Les plus beaux moments de mon enfance, se sont passés dans le jardin de mes grands-parents.

Je n’y allais que pour les vacances, et le soir, on mangeait dehors, à la fraîche.
La table du jardin m’enchantait. On l’appelait LA TABLE DE PIERRE. Elle avait été faite d’une énorme meule de grès, posée sur un pied unique en ciment. Elle avait été apportée là par mon grand-père, qui avait toujours des idées ingénieuses et originales. Elle était assez grande pour que nous puissions y manger à cinq.

J’aimais le grain serré du grès, un peu irrégulier,  usé par  le temps et les intempéries, râpeuse sous les doigts. Pour manger mémé Léonie y étendait une nappe damassée blanche, et je l’aidais à mettre le couvert.

J’étais si petite qu’il me fallait deux coussins pour l’atteindre, et même ainsi mon menton arrivait au ras.

Elle était placée à côté du poulailler, construit en briques , et en mangeant on regardait les poules et le coq s’ébattrent avec les lapins.

C’était un monde merveilleux. J’y venais jouer, et plus grande, lire …. ce que je trouvais au grenier . J’y ai fait une « orgie » de Delly, jusqu’à ce que j’en fasse une over-dose… pour le reste de ma vie.
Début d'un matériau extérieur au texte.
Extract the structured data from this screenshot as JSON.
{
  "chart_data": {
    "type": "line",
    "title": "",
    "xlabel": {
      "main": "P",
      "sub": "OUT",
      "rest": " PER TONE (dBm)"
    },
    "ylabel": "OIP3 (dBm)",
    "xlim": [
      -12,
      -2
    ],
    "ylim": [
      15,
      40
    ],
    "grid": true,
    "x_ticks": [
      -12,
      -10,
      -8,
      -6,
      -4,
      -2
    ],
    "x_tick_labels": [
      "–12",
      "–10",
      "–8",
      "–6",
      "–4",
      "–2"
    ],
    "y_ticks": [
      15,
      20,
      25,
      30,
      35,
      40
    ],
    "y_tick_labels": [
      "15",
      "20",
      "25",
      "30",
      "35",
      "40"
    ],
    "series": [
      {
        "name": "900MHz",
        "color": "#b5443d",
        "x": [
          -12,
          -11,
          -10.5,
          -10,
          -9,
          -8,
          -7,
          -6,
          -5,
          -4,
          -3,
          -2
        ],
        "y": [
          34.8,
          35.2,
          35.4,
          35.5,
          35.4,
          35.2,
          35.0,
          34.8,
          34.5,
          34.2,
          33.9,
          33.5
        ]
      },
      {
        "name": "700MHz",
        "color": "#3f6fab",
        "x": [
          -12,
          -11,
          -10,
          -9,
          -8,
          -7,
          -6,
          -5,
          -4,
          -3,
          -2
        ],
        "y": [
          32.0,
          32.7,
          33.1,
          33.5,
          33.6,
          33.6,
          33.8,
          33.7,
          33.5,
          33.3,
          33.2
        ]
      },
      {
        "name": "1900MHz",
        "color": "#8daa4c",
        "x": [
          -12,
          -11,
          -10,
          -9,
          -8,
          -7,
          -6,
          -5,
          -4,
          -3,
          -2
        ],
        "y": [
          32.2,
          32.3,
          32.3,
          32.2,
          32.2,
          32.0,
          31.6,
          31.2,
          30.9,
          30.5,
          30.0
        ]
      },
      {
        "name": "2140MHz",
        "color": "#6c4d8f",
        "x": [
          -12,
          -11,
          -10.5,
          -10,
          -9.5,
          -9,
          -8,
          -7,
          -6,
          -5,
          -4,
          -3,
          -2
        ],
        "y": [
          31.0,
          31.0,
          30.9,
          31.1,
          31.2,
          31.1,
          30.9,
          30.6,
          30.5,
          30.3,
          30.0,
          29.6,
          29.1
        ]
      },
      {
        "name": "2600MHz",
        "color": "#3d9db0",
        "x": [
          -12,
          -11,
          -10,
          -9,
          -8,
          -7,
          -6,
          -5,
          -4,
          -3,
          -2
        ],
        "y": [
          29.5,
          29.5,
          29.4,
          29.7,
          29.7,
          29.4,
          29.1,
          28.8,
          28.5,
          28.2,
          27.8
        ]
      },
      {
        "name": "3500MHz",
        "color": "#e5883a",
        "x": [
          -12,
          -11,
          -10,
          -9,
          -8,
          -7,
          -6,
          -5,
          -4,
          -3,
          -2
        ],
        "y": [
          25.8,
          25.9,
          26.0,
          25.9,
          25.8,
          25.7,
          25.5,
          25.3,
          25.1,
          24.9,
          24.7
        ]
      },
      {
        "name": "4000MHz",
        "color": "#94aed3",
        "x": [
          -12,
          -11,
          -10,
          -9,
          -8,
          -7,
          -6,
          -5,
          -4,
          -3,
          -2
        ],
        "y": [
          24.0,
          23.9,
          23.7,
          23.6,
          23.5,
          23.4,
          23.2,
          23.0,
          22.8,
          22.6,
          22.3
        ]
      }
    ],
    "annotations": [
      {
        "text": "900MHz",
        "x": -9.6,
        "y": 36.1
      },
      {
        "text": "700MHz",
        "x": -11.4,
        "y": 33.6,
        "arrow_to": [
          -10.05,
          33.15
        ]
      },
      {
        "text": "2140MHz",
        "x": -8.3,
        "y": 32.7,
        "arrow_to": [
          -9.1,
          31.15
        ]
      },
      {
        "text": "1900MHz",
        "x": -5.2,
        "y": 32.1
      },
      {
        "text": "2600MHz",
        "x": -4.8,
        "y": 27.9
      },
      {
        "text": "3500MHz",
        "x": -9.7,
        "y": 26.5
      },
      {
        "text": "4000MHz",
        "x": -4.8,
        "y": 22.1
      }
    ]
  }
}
Plus tard, la maison fut vendue.
Un jour,  je suis retournée dans mon  village, et à pas de loup, subrepticement, j’ai pénétré dans le jardin, le cœur battant :  « elle » était toujours là, un peu solitaire, « trônant » comme une antiquité  sur  la pelouse nue.
Lossature du poulailler était là elle aussi, mais vide d’habitants.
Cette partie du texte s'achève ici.